I don’t know why, but this week, the leaves feel more scattered than ever. It’s not where I like to be and I’m not sure why this is happening. Tonight – this morning – for example, I couldn’t find my iPhone. DRAT it all. It was on vibrate so calling myself was no option. It’s my alarm clock so I didn’t want to got to sleep without it. An hour later, I found it. But that’s just not like me.

I try to have systems in place. I keep life simple. But lately none of my systems are working and life is piling up all around me. It may be the jobs I’ve taken on that have so many players involved, I have to let go. I’m letting go, but things aren’t getting done and I feel frazzled.

It may be the fact that I’m not as tethered to my family because of illness. I’m sure that my mother’s health is affecting my concentration. Hopefully she’ll be heartier tomorrow – er, today.
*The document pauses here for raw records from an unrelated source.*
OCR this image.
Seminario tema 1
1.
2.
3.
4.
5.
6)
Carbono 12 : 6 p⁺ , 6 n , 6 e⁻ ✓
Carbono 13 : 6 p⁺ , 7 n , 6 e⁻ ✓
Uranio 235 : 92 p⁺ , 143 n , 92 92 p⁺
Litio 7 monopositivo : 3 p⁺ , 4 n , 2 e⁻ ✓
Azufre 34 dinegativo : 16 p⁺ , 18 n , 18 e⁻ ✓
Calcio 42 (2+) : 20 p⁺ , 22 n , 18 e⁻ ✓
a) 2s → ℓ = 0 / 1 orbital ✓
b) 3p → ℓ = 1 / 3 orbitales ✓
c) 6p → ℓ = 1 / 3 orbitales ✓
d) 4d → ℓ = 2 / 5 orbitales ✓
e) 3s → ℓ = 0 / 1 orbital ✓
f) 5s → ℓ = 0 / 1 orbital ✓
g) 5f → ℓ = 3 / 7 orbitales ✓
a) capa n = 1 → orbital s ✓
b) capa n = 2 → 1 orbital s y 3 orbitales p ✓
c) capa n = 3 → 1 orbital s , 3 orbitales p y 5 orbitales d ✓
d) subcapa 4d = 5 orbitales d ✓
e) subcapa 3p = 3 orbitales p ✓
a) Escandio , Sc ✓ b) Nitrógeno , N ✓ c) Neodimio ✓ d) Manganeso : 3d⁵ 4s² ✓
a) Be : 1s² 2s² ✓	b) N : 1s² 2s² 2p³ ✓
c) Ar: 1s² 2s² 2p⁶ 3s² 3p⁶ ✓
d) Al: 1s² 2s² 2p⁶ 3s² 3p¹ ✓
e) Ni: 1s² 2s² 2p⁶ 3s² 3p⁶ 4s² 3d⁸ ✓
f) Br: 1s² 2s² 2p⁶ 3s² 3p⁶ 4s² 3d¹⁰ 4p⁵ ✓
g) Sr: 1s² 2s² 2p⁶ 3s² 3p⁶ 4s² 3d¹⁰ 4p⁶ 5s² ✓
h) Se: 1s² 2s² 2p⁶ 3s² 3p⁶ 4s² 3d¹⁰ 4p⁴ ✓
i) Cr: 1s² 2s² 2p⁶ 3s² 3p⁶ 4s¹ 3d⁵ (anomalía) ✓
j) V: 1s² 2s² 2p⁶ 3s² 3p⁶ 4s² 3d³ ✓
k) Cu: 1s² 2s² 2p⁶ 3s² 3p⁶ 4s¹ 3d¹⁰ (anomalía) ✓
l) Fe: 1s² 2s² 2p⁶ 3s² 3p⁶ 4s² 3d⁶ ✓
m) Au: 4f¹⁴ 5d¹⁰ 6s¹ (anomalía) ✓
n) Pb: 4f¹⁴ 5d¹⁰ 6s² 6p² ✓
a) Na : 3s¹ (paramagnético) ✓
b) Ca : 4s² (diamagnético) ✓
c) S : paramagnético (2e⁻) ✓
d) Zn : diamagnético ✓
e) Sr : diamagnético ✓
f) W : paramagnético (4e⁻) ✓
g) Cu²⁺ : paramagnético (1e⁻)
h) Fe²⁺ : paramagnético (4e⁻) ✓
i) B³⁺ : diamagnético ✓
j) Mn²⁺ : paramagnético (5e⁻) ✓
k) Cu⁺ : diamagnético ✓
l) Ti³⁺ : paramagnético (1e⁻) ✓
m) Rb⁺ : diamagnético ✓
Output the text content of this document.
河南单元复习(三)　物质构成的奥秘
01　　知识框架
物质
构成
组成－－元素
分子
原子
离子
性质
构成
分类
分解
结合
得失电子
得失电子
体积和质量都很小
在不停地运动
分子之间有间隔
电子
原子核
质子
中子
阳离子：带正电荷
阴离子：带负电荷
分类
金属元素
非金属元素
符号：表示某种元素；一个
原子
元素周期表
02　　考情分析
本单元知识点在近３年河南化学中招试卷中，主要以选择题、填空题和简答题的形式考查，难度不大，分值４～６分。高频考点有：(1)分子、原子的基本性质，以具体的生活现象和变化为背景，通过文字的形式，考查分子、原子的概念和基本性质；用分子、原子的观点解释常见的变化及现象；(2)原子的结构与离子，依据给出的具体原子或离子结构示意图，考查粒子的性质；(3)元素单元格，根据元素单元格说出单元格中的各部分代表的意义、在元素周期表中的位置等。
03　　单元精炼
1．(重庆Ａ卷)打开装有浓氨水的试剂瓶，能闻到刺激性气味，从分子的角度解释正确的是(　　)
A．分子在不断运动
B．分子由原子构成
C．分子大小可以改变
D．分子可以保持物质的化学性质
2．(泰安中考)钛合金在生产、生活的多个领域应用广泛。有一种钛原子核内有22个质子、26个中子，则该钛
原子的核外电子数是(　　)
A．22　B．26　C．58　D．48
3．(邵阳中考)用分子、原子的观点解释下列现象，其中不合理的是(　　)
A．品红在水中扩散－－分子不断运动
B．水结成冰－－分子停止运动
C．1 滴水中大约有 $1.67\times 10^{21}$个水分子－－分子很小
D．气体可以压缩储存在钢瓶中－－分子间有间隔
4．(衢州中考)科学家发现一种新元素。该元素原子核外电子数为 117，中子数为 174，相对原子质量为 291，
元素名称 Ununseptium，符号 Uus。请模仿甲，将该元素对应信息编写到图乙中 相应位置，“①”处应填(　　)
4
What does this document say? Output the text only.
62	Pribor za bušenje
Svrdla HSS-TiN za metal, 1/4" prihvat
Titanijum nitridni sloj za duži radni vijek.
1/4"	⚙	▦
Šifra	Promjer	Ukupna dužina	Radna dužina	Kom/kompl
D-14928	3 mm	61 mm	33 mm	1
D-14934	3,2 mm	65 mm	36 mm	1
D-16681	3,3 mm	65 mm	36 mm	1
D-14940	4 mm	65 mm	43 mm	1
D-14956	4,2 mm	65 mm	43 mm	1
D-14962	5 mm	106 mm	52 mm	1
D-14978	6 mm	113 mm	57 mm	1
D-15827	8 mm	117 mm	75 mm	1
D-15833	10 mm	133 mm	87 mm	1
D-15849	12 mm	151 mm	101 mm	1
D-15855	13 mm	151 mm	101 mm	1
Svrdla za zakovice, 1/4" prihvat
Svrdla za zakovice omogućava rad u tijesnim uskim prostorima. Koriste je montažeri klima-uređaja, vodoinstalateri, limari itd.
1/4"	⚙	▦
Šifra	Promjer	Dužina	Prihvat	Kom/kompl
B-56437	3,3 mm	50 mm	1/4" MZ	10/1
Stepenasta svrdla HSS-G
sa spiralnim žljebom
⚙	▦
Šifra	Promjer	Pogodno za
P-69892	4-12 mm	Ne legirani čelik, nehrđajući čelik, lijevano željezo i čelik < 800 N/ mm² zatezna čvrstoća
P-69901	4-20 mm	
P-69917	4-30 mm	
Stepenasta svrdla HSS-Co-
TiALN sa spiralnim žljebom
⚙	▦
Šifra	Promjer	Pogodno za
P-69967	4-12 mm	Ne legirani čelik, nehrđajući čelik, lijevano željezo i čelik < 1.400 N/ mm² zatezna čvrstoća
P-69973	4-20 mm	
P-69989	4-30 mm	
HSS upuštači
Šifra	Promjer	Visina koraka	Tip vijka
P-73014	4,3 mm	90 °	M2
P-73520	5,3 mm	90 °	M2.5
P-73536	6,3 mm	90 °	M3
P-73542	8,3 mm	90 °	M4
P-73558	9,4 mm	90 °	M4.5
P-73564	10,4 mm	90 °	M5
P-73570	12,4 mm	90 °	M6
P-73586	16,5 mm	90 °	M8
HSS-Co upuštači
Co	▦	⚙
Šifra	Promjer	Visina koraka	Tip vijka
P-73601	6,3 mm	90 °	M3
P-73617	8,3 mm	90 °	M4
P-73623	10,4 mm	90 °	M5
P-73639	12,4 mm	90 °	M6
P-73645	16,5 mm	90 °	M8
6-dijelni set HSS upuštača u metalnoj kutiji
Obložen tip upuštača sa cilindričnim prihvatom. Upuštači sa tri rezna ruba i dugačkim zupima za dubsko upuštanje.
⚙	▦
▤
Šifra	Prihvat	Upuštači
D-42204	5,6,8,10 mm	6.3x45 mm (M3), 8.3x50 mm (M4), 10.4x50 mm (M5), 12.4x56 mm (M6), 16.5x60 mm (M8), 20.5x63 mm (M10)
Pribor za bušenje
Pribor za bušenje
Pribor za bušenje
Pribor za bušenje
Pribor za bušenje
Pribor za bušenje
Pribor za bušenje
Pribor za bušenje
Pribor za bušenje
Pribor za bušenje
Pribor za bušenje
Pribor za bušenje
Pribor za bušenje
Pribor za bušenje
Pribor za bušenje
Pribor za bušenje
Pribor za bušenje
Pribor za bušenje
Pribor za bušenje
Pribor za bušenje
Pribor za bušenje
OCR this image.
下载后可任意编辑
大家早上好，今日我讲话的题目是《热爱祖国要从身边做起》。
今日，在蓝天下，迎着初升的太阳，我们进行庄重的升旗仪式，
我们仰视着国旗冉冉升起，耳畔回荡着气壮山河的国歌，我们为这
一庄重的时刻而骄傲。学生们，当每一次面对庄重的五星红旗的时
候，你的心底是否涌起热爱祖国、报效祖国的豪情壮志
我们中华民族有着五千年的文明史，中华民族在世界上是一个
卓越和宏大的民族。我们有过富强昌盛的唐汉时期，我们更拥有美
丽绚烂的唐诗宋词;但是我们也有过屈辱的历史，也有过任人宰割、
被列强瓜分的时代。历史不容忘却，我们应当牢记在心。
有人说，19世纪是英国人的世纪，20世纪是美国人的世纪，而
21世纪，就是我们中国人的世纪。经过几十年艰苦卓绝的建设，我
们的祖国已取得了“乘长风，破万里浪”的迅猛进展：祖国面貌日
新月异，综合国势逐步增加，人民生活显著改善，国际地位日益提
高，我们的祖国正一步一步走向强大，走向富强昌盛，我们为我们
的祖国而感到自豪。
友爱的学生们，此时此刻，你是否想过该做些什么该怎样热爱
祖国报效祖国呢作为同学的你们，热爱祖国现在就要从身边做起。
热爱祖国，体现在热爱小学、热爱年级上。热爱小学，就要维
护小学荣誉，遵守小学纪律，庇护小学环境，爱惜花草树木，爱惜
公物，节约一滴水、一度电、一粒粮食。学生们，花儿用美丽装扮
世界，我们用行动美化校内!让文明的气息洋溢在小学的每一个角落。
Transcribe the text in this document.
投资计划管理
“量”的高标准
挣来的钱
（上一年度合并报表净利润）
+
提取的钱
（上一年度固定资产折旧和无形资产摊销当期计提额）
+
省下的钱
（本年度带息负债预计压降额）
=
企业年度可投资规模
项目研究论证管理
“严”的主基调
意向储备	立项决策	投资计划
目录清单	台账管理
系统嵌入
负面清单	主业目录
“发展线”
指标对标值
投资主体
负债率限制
Perhaps getting through Thursday and then coasting on Friday will help. Saturday will be chaos at the training, but I can take time off on Sunday. Nails, hair and other female pampering on Friday, and hot tubbing on Saturday evening sounds like a plan. Laundry on Sunday and shopping and clean house on Monday, pack on Tuesday, company Tuesday night, first major set of forums on Tuesday evening, no sleep, early departure to Chicago on Wednesday, Marla give ride to airport?

I ‘ve got to get on top of these things or I’m still going to be scrambling AND I’ll be scrambling from Chicago!